PAULLINA—South O’Brien High School senior Bailey Tjossem has been awarded a prestigious scholarship that will help her on her path toward a career in special education.
The 18-year-old received the 2019 Special Education Teacher Scholarship of Iowa in recognition of her academic accomplishments, volunteerism, extracurricular activities and educational goals.
She was awarded the scholarship by the Iowa Association of School Boards during the South O’Brien High School Awards Day on Tuesday at the high school in Paullina.
Based on a number of requirements, including educational goals and academic accomplishments, the $2,000 scholarship is awarded to a graduating senior who plans to study education, with a focus on special education.
“It was a huge shock to me because I knew it was a big scholarship across Iowa, and then I couldn’t believe that me — a girl in northwest Iowa — could get a scholarship like that,” Tjossem said. “I was actually really, really surprised when I got the call.”
Tjossem was one of two students in the state to receive the scholarship. IASB executive director Lisa Bartusek presented the Paullina resident with the award.
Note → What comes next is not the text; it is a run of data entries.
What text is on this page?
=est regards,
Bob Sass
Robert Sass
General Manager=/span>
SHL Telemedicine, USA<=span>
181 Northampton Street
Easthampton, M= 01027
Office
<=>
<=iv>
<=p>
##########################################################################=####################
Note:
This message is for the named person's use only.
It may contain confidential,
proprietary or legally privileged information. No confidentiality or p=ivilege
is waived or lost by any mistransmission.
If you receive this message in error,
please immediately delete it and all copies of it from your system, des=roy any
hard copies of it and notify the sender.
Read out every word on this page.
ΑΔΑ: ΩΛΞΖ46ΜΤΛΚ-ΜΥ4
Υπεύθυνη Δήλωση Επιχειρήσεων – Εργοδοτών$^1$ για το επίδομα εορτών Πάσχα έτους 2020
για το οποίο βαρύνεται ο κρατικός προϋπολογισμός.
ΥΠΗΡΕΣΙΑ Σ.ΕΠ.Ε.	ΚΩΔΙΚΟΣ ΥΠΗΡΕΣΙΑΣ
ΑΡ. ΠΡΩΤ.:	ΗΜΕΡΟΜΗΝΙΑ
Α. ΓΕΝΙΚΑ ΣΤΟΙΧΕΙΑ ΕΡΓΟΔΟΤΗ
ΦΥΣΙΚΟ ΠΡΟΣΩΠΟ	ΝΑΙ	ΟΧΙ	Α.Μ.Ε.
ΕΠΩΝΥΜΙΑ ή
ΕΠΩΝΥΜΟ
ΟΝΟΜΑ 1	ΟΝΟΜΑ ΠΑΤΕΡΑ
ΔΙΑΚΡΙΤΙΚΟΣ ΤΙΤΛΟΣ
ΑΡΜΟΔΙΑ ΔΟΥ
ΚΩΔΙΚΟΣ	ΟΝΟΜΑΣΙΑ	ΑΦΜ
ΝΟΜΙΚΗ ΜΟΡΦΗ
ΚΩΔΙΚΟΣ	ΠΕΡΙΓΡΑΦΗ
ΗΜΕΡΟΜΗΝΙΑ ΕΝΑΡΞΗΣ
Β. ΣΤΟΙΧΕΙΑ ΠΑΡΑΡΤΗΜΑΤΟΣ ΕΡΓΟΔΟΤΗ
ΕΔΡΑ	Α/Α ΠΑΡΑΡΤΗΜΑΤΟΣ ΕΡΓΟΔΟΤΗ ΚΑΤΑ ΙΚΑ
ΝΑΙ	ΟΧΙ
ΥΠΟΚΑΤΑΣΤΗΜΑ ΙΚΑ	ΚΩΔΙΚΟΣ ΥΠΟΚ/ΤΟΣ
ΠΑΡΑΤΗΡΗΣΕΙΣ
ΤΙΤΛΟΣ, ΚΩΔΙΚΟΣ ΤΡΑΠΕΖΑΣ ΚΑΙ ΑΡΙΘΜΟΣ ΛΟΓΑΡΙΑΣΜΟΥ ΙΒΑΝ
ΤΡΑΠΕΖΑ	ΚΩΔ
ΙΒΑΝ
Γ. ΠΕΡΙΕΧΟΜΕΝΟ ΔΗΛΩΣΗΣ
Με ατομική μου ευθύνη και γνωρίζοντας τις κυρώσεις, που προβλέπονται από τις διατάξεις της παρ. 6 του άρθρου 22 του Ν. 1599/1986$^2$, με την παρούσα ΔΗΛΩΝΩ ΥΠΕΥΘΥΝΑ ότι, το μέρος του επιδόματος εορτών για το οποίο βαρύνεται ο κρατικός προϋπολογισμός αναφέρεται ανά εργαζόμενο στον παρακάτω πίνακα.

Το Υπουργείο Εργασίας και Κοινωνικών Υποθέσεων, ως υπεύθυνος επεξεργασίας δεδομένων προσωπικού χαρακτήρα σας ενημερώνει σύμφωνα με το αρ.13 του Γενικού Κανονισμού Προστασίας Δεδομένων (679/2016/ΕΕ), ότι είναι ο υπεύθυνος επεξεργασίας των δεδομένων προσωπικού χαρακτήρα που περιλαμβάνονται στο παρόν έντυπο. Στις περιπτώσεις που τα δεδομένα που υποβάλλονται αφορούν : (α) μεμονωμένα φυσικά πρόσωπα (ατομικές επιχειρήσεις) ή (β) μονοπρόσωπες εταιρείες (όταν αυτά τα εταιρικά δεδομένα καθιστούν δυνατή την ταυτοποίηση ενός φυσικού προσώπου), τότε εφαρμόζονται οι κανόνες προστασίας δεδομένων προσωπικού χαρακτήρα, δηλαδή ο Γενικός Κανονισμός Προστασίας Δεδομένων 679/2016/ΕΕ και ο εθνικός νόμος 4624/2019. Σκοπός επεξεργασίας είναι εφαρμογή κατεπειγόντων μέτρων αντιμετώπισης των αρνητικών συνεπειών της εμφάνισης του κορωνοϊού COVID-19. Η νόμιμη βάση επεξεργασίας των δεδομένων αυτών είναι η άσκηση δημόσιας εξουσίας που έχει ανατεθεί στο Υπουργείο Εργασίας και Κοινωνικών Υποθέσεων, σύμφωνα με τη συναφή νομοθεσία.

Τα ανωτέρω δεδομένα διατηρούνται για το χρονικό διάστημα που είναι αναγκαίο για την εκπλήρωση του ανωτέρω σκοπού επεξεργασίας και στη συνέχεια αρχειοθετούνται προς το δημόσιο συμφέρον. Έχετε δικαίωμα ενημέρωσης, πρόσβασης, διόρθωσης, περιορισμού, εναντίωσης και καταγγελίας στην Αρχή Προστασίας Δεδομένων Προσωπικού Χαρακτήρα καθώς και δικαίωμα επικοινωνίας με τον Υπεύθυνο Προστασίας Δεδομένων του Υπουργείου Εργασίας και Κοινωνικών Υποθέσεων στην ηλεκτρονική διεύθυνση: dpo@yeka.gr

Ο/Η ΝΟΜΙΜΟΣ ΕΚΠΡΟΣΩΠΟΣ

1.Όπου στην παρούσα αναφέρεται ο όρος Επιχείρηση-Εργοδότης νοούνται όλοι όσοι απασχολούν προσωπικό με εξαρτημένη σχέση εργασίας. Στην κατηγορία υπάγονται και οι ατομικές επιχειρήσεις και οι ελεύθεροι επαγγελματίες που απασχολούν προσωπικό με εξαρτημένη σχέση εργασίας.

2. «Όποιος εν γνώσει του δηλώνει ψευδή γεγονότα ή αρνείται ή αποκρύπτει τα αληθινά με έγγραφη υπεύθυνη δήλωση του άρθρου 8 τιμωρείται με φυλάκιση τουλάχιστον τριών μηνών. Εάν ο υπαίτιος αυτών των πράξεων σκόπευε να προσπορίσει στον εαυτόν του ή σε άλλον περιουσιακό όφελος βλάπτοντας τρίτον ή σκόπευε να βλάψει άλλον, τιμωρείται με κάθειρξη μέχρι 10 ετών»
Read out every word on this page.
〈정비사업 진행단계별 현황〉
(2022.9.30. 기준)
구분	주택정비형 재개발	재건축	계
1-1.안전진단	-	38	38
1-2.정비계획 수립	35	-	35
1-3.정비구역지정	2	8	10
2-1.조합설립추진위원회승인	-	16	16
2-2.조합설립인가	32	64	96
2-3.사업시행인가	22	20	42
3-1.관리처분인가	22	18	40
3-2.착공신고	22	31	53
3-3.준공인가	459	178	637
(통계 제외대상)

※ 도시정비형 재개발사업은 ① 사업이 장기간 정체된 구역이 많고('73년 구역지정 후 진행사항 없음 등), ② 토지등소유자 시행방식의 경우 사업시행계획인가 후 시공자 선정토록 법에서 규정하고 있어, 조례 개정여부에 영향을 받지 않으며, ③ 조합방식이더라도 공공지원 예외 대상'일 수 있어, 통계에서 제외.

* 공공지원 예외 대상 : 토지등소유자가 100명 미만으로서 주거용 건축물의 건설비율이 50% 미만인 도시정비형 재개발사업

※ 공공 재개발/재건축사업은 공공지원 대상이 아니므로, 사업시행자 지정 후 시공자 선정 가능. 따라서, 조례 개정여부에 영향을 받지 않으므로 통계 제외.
The Special Education Teacher Scholarship was one of three scholarships that Tjossem received during the high school awards day.
Tjossem has received academic awards, academic letters and athletic letters throughout her high school career. She has been actively involved in extracurricular activities, including student council, softball and volleyball.
Coming into her senior year, she had her sights set on a career in elementary education. It was not until she began volunteering at South O’Brien Elementary in Primghar at the beginning of the school year that special education became her passion.
“I had done a job shadow in the elementary education classroom and I thought that I would give it a shot to go to the special education classroom instead and see if I was more into that, and I just fell in love with it right away,” Tjossem said.
“I just really fell in love with being there,” she said. “The kids are always ready to learn new things and they just want some help. I want to be a person that can help them along their way and give them a successful future.”
Volunteering and spending time with special education students at the elementary school has made a significant difference in her life.
“I have developed a passion to help children with disabilities,” Tjossem said. “I will be the one person in their lives that has the attitude that they can accomplish anything they set their minds to — no matter how big or small.”
She spent two-three hours a day volunteering at the elementary school. Her last day of volunteering was Thursday.
“That’s really hard because I’ve gotten close with all those kids and they look forward to me coming every day,” Tjossem said. “It’s hard to see them go because I’d rather just spend every single day there if I could.”
She plans to attend Morningside College in Sioux City, where she will double major in elementary education and special education, and hopes to maintain a 3.5 grade-point average or higher throughout college.
As part of her practicum, Tjossem will be spending time in special education classrooms around Sioux City.
“After college, I would love to be a special education teacher in a small district,” Tjossem said. “I want to make a difference in each of my students’ lives by being a positive leader and someone they can trust.”
This story was published in the May 18 issue of The South O'Brien Sun.